An image from Wolves in the Walls Fable Studio

The team began exploring this nexus of storytelling and game-like interactivity. They consulted with game developers and traveled to Brooklyn to watch performances by experimental theater companies Punchdrunk and Third Rail Projects.

“We walked out of that thing saying ‘OK, this is exactly what we want to do. How do we do it?’ ” said Billington. “A live actor can improvise. We have a virtual actor.”

Early prototypes of Wolves in the Walls had been heading down a more conventional game route, in which the user could pick up and interact with virtual objects. Billington described the experience as entertaining, sort like a carnival show, but nothing that forged a bond with the central character.

“We had to go through this process to understand, ‘OK, this is distracting you from wanting to connect with Lucy,” said Jessica Shamash. “We had this opportunity to build this prototype, where we learned so much. That set us in the direction of any interaction with Lucy is the most important thing.”
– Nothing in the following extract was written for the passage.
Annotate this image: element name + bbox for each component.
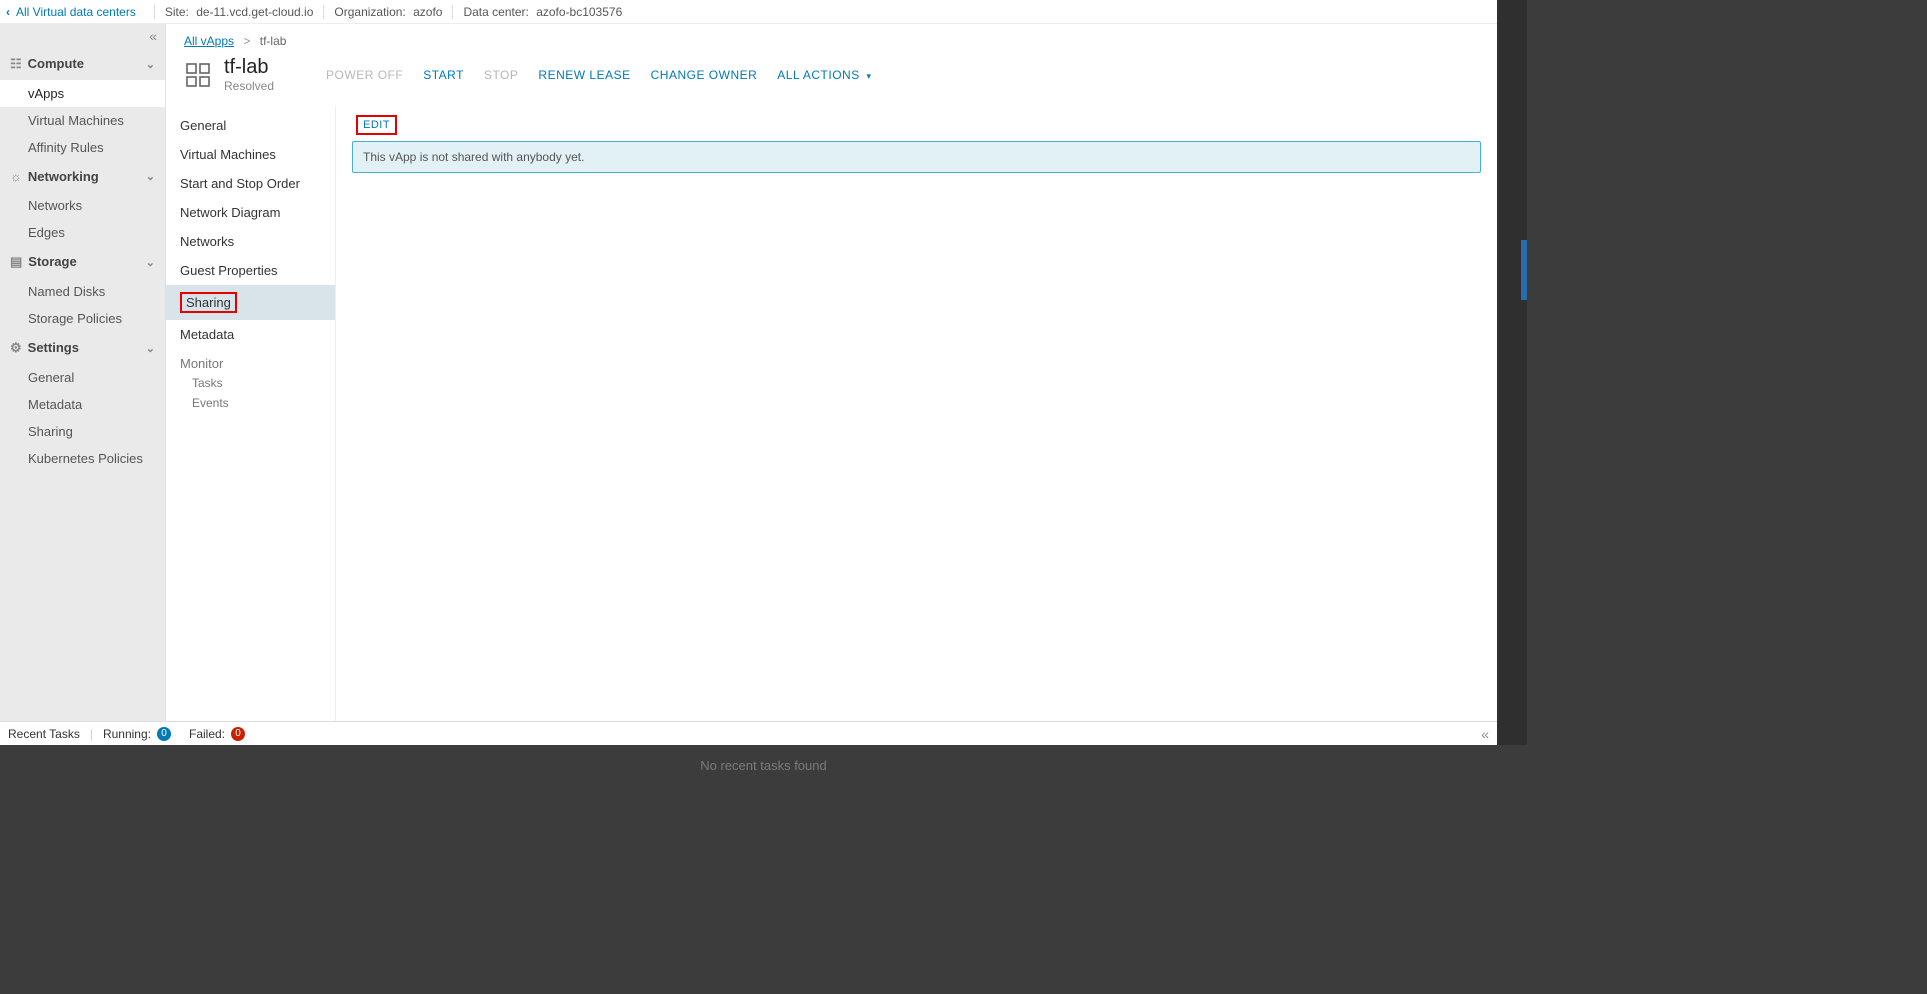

There’s a moment in the early minutes of the first chapter where Lucy begins to sketch out a chalk drawing on the floor, and the viewer feels compelled to squat down next to her, to watch. In another scene, Lucy hands the viewer a Polaroid — which the viewer can hardly resist the urge to accept.

“All those interactions are completely intentional,” said Billington.

Wolves in the Walls is one of five Oculus Studios-backed projects set for Sundance this year. The others: Dispatch, in which a small-town police dispatcher copes with an all-night crime-spree; Space Explorers, from VR studio Felix & Paul, which follows NASA astronauts as they prepare to travel to space; Spheres, in which Jessica Chastain narrates an episodic journey through the universe (including the experience of being pulled into a black hole); and Masters of the Sun, which explores the harsh reality of daily life in America’s urban enclaves, with a story by will.i.am and a cast including Queen Latifah, Jamie Foxx, Rakim, Ice T and more.

Yelena Rachitsky, executive producer of experience at Oculus, said the Sundance projects illustrate the breadth and depth of non-gaming content that’s being developed for virtual reality.

“When Lost first launched, there was this whole question of, ‘Can you tell a story in virtual reality?’ Now, no one’s asking that anymore,” said Rachitsky, noting that the Sundance selections are a mere sample of the projects in development. “It shows the variety of ways you can tell stories in virtual reality.”

This Is Climate Change
Participant Media

New projects already are taking root. Participant Media said today it will expand its virtual reality experience Melting Ice, which was at Sundance last year, into a four-part series titled This is Climate Change. The project, from San Francisco-based production company Condition One and directors Danfung Dennis and Eric Strauss, adds three more, 10-minute, immersive experiences through which climate change is felt urgently around the globe. The series will launch later this year on the Within app, which is available on Apple and Android mobile devices and all major VR headsets. (Within is also at Park City this year to premiere its latest virtual reality experience, Chorus.)

Intel also used the high-profile festival to showcase its volumetric capture technology and other tools and technologies for immersive storytelling “everything from the moment they think of a concept to building that out, we have technology that supports them,” said Rajeev Puran, Intel’s director of VR business development.

Intel also teamed with Spheres director Eliza McNitt to unleash her virtual reality experience of traveling through space that one might only see in a planetarium.

“A camera can only do so much,” said Puran. “But taking that information and computationally creating new worlds and places that are only imagined in our heads, to become a fourth dimension of reality, that’s mind-blowing and exciting.”